Let's compare Osgood to Nik Khabibulin, who is right next to him on the career games-played list (743 to Osgood's 744). Khabibulin has posted a better save-percentage over his career - .907 to Osgood's .905. Yet no one would dream to consider Khabibulin an all-time great. He has had some nice seasons, and had a great cup-winning run with Tampa Bay in '02. Even so, though, he has played with bad teams for much of his career. Even with a better save percentage, Khabby's career GAA is 2.72 to Osgood's 2.49. Just 316 wins to Osgood's 401.
Granted, Osgood was consistently excellent in the playoffs, but you know what? His playoff save percentage was lower than Khabibulin's, too. Worse than Dwayne Roloson's; worse than Olaf Kolzig; worse than Patrick Lalime. You need more than great goaltending to win in the playoffs; having Nick Lidstrom, Sergei Fedorov, Steve Yzerman in front of you as well can really help.
In the two years where Osgood won the cup as a starter (96-97 and 97-98), the Wings had five current Hall of Famers in the lineup both years: Yzerman, Lidstrom, Larionov, Larry Murphy, and Slava Fetisov. In addition, they had two sure-fire soon-to-be-elected members: Shanahan and Fedorov. Seven of eighteen skaters in the Hall of Fame. But that's not all; they also featured the reknowned Draper-Maltby-McCarty checking line, and a pile of other quality guys to boot: Tomas Holmstrom, Slava Kozlov, Tim Taylor, Vlad Konstantinov, and Martin Lapointe. This team could have won with pretty much anyone in net.

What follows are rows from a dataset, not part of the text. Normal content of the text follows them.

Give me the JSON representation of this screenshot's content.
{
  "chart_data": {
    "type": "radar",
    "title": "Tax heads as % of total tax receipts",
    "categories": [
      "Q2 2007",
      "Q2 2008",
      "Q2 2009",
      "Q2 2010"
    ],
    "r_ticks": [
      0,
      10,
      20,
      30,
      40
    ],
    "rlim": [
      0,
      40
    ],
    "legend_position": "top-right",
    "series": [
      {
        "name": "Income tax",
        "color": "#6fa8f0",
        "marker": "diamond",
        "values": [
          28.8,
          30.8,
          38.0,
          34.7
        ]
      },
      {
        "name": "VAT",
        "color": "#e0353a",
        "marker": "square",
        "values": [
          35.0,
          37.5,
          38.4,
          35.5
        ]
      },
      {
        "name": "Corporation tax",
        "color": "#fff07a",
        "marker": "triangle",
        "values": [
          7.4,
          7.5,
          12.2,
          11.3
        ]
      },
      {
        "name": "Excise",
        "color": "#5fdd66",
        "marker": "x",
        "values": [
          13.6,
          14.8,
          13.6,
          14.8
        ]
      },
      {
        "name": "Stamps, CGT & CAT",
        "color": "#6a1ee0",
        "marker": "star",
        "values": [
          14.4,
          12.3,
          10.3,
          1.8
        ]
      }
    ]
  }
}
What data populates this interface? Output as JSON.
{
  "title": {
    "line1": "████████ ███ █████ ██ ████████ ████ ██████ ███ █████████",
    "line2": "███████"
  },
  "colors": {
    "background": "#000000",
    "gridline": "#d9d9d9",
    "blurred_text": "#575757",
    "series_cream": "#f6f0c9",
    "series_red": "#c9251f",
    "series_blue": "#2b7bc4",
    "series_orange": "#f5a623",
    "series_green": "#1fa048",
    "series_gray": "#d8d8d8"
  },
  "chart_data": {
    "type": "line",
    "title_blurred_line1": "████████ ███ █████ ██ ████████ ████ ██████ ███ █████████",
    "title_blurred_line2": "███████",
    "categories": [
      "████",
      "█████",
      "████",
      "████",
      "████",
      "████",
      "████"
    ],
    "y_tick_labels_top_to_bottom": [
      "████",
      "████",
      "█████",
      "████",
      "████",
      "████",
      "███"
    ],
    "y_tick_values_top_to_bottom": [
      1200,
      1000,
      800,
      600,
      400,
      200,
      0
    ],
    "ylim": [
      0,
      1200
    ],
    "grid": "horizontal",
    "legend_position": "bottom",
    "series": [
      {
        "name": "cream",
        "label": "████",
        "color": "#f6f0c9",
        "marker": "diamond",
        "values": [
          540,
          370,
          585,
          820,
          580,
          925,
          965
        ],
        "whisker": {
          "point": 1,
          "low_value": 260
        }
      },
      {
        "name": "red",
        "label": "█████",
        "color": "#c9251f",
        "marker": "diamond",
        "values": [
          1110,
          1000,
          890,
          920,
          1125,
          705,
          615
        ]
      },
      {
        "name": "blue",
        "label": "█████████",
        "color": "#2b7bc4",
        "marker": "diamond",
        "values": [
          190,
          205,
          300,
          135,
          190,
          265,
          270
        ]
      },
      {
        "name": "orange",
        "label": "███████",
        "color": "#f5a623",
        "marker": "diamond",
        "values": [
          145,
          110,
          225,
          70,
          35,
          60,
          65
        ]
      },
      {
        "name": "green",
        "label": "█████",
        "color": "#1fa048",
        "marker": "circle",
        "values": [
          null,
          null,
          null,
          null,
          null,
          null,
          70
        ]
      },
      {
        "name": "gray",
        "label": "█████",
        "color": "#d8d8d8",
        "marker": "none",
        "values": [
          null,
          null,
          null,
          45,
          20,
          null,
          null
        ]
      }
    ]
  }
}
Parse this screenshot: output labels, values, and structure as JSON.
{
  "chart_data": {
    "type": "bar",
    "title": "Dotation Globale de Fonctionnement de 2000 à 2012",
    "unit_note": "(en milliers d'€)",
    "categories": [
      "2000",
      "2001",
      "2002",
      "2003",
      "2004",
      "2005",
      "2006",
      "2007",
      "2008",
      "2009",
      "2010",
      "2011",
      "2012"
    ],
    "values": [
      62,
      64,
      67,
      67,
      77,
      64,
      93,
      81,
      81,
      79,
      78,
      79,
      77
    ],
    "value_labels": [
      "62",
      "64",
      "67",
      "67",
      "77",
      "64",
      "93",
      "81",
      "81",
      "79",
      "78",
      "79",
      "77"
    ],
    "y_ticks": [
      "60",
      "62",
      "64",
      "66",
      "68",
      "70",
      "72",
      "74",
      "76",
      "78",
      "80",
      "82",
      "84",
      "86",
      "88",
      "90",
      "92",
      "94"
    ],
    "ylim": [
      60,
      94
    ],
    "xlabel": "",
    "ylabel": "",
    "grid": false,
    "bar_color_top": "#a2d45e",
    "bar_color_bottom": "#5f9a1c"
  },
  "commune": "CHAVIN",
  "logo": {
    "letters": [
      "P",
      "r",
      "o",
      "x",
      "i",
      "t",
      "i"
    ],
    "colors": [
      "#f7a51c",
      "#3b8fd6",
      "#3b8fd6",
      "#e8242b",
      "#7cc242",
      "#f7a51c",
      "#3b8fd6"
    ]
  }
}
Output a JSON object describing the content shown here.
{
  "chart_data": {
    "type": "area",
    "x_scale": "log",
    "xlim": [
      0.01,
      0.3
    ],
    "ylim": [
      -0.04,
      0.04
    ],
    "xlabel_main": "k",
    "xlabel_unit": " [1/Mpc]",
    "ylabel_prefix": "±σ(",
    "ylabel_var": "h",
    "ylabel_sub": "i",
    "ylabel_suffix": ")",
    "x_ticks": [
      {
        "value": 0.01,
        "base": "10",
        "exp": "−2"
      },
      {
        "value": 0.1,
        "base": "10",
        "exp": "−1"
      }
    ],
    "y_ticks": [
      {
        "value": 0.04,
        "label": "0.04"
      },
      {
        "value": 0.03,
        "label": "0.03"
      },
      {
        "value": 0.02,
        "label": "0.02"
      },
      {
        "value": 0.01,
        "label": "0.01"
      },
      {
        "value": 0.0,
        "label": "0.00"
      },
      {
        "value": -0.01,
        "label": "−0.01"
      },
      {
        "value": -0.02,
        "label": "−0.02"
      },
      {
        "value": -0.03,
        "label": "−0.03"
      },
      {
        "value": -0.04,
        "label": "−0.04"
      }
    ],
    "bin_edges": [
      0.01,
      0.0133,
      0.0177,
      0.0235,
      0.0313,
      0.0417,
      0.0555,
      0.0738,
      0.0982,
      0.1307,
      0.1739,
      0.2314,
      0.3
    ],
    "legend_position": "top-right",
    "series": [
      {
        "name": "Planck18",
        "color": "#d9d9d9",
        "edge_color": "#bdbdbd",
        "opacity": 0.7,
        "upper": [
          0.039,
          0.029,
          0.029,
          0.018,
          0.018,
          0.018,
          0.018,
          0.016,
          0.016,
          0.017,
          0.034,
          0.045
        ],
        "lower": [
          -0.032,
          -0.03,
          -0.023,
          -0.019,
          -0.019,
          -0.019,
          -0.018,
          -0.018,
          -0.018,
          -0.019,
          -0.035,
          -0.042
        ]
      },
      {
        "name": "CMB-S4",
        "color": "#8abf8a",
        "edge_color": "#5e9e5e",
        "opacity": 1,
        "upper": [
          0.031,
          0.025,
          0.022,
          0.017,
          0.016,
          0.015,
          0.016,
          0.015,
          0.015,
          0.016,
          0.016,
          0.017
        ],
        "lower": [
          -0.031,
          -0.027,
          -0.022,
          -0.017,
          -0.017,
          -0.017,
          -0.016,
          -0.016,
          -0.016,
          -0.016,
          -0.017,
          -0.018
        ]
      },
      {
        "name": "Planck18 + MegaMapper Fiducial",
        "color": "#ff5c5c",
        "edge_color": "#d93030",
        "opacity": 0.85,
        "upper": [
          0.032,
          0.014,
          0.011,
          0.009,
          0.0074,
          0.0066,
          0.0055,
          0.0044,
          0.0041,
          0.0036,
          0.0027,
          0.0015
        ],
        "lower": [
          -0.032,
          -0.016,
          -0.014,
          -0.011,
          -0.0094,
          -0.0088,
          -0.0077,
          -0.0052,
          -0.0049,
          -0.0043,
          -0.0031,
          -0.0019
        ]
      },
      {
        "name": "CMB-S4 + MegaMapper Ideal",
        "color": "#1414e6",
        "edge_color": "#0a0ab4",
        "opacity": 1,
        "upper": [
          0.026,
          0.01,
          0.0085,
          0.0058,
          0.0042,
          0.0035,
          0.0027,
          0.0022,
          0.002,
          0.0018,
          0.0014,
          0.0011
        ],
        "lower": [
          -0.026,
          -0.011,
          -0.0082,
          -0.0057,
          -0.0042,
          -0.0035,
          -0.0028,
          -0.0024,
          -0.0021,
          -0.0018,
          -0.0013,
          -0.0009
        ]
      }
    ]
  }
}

When he wasn't in Detroit, Osgood spent three 'prime years' on some good teams for the Islanders and Blues. During those years, though, he put up a 2.51 GAA - above his career average, even with Chris Pronger in front of him half that time.
Chris Osgood was never a guy people considered to be the best in the league; he was always overshadowed by the likes of Roy, Hasek, and Brodeur, and rightly so. He is not a Hall-of-Fame goalie. His regular-season and playoff numbers, while obviously not bad, are seriously inflated by the quality of his teammates.